Phillips Jarrett D, French Steven H, Hanner Robert H, Gillis Daniel J
School of Computer Science, University of Guelph, Guelph, Ontario, Canada.
Department of Integrative Biology, Biodiversity Institute of Ontario, University of Guelph, Guelph, Ontario, Canada.
PeerJ Comput Sci. 2020 Jan 6;6:e243. doi: 10.7717/peerj-cs.243. eCollection 2020.
Assessing levels of standing genetic variation within species requires a robust sampling for the purpose of accurate specimen identification using molecular techniques such as DNA barcoding; however, statistical estimators for what constitutes a robust sample are currently lacking. Moreover, such estimates are needed because most species are currently represented by only one or a few sequences in existing databases, which can safely be assumed to be undersampled. Unfortunately, sample sizes of 5-10 specimens per species typically seen in DNA barcoding studies are often insufficient to adequately capture within-species genetic diversity. Here, we introduce a novel iterative extrapolation simulation algorithm of haplotype accumulation curves, called HACSim (aplotype ccumulation urve ulator) that can be employed to calculate likely sample sizes needed to observe the full range of DNA barcode haplotype variation that exists for a species. Using uniform haplotype and non-uniform haplotype frequency distributions, the notion of sampling sufficiency (the sample size at which sampling accuracy is maximized and above which no new sampling information is likely to be gained) can be gleaned. HACSim can be employed in two primary ways to estimate specimen sample sizes: (1) to simulate haplotype sampling in hypothetical species, and (2) to simulate haplotype sampling in real species mined from public reference sequence databases like the Barcode of Life Data Systems (BOLD) or GenBank for any genomic marker of interest. While our algorithm is globally convergent, runtime is heavily dependent on initial sample sizes and skewness of the corresponding haplotype frequency distribution.

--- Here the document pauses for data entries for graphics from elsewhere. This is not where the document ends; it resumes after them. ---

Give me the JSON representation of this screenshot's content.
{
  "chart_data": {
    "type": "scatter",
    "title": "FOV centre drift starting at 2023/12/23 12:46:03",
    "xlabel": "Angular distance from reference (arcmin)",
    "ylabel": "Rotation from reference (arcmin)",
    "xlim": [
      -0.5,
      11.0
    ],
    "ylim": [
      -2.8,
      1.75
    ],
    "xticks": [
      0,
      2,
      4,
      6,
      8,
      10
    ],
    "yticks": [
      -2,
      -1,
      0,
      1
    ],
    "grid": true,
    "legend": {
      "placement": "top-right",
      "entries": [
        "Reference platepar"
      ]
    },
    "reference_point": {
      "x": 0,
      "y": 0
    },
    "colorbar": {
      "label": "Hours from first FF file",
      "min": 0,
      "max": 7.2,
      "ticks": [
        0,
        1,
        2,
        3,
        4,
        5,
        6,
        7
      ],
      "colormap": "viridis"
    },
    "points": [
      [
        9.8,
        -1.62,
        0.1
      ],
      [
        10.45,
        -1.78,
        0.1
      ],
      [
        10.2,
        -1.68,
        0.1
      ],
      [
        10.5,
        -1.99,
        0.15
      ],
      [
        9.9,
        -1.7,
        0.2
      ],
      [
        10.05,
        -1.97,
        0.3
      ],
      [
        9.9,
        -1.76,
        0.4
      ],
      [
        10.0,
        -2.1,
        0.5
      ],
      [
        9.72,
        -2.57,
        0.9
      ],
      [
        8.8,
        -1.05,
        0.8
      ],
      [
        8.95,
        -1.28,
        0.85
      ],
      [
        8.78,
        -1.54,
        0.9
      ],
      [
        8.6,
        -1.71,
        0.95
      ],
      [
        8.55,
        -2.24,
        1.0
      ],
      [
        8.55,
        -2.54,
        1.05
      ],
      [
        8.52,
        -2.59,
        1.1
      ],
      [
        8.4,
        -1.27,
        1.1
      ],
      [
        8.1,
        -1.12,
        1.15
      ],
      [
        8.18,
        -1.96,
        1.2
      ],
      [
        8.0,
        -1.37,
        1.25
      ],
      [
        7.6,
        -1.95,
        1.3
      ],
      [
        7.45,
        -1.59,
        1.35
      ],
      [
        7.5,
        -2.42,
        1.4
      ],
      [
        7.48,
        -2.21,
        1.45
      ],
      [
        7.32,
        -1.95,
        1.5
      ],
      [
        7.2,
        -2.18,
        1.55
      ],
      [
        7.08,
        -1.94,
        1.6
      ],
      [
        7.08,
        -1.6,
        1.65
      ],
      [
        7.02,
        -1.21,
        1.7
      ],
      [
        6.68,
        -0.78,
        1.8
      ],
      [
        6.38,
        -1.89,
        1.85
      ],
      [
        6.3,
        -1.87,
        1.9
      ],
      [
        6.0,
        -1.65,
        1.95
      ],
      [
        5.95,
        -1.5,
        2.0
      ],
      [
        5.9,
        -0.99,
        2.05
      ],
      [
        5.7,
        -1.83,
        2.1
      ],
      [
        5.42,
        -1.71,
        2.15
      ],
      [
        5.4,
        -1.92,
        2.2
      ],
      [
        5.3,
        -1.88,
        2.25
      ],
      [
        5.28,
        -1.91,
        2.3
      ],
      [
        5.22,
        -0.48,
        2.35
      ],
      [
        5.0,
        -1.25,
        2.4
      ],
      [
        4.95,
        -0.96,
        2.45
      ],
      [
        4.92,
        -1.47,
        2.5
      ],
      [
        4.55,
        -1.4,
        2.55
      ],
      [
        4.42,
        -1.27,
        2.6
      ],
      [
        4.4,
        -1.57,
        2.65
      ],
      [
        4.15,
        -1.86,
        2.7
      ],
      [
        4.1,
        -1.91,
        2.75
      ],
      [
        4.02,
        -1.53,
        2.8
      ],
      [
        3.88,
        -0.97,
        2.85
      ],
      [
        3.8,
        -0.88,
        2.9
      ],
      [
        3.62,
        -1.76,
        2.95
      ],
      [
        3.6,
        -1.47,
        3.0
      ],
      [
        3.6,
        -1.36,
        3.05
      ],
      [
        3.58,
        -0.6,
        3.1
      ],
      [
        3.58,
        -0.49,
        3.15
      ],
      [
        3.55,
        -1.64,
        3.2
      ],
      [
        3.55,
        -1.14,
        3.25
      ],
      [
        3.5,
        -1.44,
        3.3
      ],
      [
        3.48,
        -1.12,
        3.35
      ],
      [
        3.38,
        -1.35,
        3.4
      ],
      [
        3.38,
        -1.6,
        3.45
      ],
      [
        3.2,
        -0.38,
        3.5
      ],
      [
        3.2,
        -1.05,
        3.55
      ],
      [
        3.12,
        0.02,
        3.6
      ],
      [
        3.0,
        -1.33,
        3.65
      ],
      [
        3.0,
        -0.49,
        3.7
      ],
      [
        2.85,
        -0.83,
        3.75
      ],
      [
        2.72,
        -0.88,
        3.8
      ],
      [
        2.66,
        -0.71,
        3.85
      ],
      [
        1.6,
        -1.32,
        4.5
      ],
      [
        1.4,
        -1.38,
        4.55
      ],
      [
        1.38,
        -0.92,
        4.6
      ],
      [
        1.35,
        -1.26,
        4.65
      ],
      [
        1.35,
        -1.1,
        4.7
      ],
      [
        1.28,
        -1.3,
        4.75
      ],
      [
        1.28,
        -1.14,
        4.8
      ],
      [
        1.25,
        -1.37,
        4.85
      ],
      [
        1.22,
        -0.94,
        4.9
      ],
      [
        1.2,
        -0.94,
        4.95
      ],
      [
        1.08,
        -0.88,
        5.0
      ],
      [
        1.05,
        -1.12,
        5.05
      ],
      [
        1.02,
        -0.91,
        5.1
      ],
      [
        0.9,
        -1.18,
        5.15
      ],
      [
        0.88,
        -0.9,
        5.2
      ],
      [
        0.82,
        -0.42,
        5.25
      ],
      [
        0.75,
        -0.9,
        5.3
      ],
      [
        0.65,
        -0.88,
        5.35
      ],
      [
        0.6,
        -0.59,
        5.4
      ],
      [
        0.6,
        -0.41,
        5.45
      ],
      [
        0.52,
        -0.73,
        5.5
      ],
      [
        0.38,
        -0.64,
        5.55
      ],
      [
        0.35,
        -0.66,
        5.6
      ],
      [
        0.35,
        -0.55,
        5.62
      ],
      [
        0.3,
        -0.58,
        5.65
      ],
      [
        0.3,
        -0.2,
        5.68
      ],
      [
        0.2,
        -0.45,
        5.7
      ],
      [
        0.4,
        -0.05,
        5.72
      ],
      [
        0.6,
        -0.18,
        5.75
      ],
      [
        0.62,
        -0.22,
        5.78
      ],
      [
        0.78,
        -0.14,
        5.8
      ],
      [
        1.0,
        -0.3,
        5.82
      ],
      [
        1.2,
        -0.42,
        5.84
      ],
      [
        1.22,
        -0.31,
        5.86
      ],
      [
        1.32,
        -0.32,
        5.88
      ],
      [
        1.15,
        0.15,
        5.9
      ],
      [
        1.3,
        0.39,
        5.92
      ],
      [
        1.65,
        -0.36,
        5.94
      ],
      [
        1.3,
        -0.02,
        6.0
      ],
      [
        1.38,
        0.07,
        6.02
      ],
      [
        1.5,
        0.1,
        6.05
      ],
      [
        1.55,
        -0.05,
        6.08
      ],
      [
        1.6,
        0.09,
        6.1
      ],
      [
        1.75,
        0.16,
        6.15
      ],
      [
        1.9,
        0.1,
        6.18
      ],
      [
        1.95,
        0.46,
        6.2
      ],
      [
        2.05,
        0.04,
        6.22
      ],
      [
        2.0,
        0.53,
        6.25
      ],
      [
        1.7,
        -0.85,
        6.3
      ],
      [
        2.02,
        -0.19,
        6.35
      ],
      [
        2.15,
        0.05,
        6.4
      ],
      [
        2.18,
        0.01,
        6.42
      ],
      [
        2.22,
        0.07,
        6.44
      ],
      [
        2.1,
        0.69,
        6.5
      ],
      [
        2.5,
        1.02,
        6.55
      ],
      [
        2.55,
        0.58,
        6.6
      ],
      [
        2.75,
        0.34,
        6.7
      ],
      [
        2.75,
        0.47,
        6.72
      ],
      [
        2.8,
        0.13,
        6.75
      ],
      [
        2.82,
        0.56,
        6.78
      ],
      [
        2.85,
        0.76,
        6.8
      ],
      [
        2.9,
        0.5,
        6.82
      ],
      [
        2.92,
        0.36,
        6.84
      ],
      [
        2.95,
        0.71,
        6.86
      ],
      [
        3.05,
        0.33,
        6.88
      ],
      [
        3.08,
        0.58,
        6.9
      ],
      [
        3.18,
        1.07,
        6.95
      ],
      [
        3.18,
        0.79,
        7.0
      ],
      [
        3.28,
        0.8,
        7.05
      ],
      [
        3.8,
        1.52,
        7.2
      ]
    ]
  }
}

评估物种内现存遗传变异水平需要进行充分采样,以便利用DNA条形码等分子技术准确鉴定标本;然而,目前尚缺乏关于构成充分样本的统计估计方法。此外,之所以需要这样的估计,是因为在现有数据库中,大多数物种目前仅由一个或几个序列代表,可以肯定地认为这些样本采样不足。不幸的是,DNA条形码研究中常见的每个物种5 - 10个标本的样本量往往不足以充分捕捉物种内的遗传多样性。在此,我们引入一种新的单倍型累积曲线迭代外推模拟算法,称为HACSim(单倍型累积曲线模拟器),可用于计算观察一个物种完整的DNA条形码单倍型变异范围所需的可能样本量。利用均匀单倍型和非均匀单倍型频率分布,可以得出采样充足性的概念(即采样精度最大化且超过此样本量不太可能获得新采样信息时的样本量)。HACSim可通过两种主要方式用于估计标本样本量:(1)模拟假设物种中的单倍型采样,以及(2)模拟从公共参考序列数据库(如生命条形码数据系统(BOLD)或GenBank)中挖掘的真实物种中针对任何感兴趣的基因组标记的单倍型采样。虽然我们的算法全局收敛,但运行时间在很大程度上取决于初始样本量和相应单倍型频率分布的偏度。